Distrib Parallel Databases. 2019 Jun;37(2):235-250. doi: 10.1007/s10619-018-7230-8. Epub 2018 Jul 17.

Abstract

Digital imaging plays a critical role for image guided diagnosis and clinical trials, and the amount of image data is fast growing. There are two major requirements for image data management: scalability for massive scales and support of comprehensive queries. Traditional Picture Archiving and Communication Systems (PACS for short) are based on relational data management systems and suffer from limited scalability and query support. Therefore, new systems that support fast, scalable and comprehensive queries on image data are highly demanded. In this paper, we introduce two alternative approaches: DCMRL/XMLStore (RL/XML for short)-a parallel, hybrid relational and XML data management approach, and DCMDocStore (DOC for short)-a NoSQL document store approach. DCMRL/XMLStore manages DICOM images as binary large objects and metadata as relational tables and XML documents based on IBM DB2, which is parallelized through data partitioning. DCMDocStore manages DICOM metadata as JSON objects, and DICOM images as encoded attachments in MongoDB running on multiple nodes. We have delivered two open source systems DCMRL/XMLStore and DCMDocStore. Both systems support scalable data management and comprehensive queries.

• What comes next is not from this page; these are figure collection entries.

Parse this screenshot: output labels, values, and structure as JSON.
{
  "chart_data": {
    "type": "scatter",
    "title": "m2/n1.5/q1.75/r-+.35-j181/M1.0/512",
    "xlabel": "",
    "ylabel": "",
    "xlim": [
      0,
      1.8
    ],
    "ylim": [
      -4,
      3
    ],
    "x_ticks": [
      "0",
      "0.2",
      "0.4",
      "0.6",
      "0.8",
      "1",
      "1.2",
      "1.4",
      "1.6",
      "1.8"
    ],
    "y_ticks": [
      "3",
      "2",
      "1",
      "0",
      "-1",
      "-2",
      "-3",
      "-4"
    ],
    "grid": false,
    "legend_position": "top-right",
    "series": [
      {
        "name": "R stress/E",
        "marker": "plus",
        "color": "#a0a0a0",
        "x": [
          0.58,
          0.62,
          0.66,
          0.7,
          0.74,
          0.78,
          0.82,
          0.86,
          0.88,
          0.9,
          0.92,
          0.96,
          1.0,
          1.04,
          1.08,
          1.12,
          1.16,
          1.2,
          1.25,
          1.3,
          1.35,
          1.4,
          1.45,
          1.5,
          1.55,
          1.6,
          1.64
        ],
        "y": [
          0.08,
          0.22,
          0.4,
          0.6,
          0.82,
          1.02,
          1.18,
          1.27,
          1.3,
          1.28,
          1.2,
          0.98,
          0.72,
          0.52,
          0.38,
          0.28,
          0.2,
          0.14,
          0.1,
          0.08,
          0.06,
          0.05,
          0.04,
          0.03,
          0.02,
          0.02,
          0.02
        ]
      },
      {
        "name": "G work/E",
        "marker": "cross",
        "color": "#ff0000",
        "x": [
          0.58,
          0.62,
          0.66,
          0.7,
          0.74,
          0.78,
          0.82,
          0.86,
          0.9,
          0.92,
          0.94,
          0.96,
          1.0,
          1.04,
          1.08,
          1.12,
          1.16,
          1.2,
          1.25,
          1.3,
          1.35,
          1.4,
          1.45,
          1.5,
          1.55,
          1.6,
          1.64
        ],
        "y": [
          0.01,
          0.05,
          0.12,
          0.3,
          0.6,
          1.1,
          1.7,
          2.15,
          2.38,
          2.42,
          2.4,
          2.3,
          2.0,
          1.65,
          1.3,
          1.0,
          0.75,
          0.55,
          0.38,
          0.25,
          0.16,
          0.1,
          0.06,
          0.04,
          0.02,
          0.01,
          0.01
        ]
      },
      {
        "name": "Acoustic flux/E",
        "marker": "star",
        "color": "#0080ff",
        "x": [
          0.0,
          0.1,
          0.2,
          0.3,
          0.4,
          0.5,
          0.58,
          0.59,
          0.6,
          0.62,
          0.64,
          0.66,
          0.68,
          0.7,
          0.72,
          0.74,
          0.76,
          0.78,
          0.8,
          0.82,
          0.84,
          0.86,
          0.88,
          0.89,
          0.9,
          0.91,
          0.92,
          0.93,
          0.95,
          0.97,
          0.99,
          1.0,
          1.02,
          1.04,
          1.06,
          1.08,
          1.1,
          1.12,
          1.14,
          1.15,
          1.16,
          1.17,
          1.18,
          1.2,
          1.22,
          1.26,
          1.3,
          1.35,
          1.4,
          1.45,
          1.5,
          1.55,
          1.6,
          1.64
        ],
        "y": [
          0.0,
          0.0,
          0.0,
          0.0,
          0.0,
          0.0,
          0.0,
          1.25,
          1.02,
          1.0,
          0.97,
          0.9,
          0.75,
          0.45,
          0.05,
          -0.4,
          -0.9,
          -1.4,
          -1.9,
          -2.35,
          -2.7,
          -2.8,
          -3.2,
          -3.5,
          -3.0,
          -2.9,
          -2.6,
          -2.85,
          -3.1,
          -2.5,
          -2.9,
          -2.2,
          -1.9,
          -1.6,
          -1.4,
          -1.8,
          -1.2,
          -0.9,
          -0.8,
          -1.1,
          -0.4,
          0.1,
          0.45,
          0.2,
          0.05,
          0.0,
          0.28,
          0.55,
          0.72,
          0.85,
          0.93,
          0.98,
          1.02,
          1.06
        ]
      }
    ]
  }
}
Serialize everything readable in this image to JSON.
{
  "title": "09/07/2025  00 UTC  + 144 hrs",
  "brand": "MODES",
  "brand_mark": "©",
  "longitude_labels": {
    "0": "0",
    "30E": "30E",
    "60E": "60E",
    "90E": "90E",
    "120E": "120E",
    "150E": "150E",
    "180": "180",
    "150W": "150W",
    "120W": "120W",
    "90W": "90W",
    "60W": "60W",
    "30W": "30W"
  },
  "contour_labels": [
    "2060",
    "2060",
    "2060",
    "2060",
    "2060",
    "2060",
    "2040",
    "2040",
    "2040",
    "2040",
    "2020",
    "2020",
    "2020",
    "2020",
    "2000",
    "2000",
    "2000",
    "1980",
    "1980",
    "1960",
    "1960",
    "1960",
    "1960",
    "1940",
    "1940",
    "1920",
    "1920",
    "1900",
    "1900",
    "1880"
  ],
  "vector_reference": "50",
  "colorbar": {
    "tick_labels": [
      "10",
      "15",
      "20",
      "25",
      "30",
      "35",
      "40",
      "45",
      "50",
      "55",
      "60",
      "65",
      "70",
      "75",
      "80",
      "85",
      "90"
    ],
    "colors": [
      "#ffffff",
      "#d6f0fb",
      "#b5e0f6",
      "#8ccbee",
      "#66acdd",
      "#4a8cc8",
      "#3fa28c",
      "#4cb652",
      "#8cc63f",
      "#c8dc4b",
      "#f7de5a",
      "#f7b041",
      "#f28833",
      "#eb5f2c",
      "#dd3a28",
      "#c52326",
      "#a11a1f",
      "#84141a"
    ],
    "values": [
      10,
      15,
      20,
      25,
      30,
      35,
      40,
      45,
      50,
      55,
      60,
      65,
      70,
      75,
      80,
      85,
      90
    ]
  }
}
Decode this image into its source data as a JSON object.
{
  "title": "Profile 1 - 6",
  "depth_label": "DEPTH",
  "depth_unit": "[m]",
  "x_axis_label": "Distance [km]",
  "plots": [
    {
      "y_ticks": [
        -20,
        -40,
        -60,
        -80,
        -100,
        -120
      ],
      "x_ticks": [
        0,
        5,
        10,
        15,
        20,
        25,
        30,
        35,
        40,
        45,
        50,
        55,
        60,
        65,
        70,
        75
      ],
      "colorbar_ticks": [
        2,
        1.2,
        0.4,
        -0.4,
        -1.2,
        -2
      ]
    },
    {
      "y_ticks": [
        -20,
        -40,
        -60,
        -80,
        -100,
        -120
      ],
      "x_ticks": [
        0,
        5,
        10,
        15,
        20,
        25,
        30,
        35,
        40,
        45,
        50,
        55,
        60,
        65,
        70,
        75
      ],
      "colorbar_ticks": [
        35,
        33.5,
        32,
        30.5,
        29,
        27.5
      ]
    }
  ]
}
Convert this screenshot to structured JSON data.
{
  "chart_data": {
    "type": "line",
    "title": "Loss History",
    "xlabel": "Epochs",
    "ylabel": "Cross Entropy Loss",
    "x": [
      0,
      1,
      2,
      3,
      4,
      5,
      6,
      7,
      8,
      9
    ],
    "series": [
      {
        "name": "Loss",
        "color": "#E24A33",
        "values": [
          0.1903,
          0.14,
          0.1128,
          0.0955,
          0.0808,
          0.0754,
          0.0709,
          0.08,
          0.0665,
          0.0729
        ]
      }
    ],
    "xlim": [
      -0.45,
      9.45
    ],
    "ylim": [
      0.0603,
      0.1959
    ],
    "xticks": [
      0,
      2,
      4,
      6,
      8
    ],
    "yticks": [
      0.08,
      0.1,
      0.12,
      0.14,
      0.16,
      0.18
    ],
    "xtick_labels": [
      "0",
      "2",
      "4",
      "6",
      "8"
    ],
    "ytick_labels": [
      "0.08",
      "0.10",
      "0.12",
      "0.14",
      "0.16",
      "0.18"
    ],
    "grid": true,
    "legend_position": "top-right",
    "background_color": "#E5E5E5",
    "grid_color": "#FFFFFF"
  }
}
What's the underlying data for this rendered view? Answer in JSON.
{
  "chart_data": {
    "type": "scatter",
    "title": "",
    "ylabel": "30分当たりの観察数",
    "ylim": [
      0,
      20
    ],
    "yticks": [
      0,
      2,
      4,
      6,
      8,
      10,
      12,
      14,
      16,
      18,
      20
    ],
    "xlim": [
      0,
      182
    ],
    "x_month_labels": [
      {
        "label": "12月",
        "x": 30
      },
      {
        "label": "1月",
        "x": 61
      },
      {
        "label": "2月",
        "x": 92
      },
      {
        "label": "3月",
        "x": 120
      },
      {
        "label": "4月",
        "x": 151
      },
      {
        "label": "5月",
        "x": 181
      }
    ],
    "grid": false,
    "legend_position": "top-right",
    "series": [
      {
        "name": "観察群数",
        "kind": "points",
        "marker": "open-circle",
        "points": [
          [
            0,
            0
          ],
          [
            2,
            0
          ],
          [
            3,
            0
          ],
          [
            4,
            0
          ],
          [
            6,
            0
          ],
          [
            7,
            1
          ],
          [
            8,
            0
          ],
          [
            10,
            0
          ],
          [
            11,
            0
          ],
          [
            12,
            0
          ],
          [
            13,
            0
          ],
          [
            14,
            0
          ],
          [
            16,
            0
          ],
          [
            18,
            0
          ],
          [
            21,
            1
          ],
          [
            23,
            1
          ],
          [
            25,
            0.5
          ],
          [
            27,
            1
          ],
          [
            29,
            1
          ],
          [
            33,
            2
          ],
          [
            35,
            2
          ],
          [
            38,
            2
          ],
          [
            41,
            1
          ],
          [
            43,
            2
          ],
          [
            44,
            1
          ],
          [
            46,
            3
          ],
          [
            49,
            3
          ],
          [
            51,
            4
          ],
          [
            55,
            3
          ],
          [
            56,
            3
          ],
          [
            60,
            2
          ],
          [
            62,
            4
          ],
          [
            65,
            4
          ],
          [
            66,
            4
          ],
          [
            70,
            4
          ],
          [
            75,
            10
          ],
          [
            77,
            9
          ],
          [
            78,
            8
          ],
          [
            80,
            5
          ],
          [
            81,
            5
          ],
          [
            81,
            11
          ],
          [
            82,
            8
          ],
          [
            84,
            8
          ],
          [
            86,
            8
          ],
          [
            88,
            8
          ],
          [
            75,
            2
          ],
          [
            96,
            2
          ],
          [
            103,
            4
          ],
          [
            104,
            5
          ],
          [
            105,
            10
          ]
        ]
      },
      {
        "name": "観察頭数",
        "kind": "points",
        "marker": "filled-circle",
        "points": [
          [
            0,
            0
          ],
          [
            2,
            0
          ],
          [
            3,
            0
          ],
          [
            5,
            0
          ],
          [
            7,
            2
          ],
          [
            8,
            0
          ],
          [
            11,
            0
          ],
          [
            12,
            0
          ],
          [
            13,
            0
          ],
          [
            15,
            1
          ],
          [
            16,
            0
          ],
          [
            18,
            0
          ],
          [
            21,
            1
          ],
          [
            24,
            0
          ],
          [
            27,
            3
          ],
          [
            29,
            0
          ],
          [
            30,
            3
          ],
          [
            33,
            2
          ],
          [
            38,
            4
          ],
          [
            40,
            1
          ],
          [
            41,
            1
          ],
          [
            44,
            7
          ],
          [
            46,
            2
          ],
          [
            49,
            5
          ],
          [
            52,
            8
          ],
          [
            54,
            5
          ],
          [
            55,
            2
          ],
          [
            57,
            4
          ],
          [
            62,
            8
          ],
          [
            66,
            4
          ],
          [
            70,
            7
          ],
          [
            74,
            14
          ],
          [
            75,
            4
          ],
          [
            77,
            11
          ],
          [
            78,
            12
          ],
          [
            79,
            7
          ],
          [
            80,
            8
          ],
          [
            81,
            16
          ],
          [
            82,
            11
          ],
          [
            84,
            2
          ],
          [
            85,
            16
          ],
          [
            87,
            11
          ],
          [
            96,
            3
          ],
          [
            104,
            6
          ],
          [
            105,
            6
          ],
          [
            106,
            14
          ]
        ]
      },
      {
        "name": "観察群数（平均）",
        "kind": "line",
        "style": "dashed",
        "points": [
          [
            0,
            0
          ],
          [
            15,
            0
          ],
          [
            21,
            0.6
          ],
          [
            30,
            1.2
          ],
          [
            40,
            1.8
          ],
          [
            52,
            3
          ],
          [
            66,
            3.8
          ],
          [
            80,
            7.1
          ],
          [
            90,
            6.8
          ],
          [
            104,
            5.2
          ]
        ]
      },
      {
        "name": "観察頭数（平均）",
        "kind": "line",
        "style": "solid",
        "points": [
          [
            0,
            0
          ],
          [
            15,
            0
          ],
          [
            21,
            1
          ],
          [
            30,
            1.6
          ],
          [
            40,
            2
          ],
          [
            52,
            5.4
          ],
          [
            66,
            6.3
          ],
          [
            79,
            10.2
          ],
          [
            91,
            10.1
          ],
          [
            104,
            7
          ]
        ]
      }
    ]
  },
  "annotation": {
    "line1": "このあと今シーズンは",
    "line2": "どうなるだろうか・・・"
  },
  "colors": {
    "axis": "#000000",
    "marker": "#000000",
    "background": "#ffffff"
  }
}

We also evaluated them with nearly one million DICOM images from National Biomedical Imaging Archive. The results show that, DCMDocStore demonstrates high data loading speed, high scalability and fault tolerance. DCMRL/XMLStore provides efficient queries, but comes with slower data loading. Traditional PACS systems have inherent limitations on flexible queries and scalability for massive amount of images.

Keywords: Database management systems; Extensive markup language; Medical images; NoSQL; Picture Archiving and Communication Systems.